Therapeutic potential of microglial SMEK1 in regulating H3K9 lactylation in cerebral ischemia-reperfusion

Acute ischemic stroke (AIS) triggers immune responses and neuroinflammation, contributing to brain injury. Histone lactylation, a metabolic stress-related histone modification, plays a critical role in various diseases, but its involvement in cerebral ischemia remains unclear. This study utilized a transient middle cerebral artery occlusion/reperfusion (MCAO/R) model and an oxygen–glucose deprivation/reoxygenation (OGD/R) model to investigate the role of microglial histone lactylation in ischemia–reperfusion injury. Lactate overload post-AIS increased histone lactylation, while reduced SMEK1 expression in microglia correlated with elevated lactate and neuroinflammation. Microglia-specific SMEK1 deficiency enhanced lactate production by inhibiting the pyruvate dehydrogenase kinase 3-pyruvate dehydrogenase (PDK3-PDH) pathway, increasing H3 lysine 9 lactylation (H3K9la), activating Ldha and Hif-1α transcription, and promoting glycolysis.
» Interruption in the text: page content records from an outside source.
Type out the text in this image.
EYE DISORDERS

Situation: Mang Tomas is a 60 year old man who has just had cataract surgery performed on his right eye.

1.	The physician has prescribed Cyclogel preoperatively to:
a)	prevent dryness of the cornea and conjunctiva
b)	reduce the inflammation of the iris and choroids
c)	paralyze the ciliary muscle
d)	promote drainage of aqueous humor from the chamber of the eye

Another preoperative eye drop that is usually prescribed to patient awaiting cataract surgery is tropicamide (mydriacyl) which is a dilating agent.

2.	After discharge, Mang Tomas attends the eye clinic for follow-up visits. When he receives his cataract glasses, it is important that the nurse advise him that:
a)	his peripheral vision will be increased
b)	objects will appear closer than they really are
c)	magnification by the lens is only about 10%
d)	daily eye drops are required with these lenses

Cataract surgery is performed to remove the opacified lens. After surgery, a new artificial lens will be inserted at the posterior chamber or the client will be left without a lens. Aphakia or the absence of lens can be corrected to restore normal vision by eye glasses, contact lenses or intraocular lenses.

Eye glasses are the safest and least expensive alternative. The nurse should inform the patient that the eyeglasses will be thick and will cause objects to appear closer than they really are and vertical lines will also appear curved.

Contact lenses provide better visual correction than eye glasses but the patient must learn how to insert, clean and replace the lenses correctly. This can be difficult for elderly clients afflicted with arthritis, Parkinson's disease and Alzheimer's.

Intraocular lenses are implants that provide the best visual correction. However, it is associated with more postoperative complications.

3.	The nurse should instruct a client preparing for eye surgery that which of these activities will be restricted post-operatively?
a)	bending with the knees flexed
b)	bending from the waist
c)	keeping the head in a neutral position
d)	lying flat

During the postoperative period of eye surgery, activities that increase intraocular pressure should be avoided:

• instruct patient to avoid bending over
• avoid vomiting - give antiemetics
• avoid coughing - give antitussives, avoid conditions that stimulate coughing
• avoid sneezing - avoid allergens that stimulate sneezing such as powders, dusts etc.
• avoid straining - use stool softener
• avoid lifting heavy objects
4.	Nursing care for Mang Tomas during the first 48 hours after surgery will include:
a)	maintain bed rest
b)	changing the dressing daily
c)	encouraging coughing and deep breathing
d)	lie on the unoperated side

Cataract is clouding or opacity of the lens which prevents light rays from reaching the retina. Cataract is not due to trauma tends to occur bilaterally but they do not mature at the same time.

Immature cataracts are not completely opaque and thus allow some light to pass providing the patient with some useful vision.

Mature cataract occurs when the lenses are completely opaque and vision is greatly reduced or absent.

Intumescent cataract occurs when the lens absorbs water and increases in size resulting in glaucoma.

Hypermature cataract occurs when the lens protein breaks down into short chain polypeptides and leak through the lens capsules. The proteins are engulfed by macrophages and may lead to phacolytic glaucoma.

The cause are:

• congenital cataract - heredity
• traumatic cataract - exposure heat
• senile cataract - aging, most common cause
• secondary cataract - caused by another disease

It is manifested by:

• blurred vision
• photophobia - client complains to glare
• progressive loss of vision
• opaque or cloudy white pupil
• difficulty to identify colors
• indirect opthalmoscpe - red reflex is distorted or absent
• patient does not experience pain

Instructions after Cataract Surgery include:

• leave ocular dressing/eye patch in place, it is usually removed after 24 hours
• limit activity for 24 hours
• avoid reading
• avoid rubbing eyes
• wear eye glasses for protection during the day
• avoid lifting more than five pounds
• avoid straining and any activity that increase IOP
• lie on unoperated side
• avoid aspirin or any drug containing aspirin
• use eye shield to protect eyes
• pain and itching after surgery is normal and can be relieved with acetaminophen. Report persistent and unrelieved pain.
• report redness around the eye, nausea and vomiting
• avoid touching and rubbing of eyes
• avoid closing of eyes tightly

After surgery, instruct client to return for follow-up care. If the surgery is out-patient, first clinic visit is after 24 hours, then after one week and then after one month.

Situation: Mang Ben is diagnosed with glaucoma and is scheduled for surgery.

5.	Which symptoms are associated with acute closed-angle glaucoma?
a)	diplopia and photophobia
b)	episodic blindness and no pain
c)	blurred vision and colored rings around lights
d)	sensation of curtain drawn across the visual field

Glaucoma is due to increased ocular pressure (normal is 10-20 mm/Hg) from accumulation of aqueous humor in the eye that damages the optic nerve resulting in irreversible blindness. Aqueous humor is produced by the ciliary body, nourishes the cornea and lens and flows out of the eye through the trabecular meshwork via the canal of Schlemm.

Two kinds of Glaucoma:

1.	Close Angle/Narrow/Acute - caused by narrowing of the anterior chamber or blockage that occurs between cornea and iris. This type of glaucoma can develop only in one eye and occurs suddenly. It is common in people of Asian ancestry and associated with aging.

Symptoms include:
SMEK1 overexpression improved neurological recovery in ischemic mice. This study highlights SMEK1 as a novel regulator of histone lactylation and a potential therapeutic target for mitigating neuroinflammation and enhancing recovery after AIS. This study identifies SMEK1 as a novel regulator of histone lactylation and a potential therapeutic target for mitigating neuroinflammation and enhancing recovery after AIS.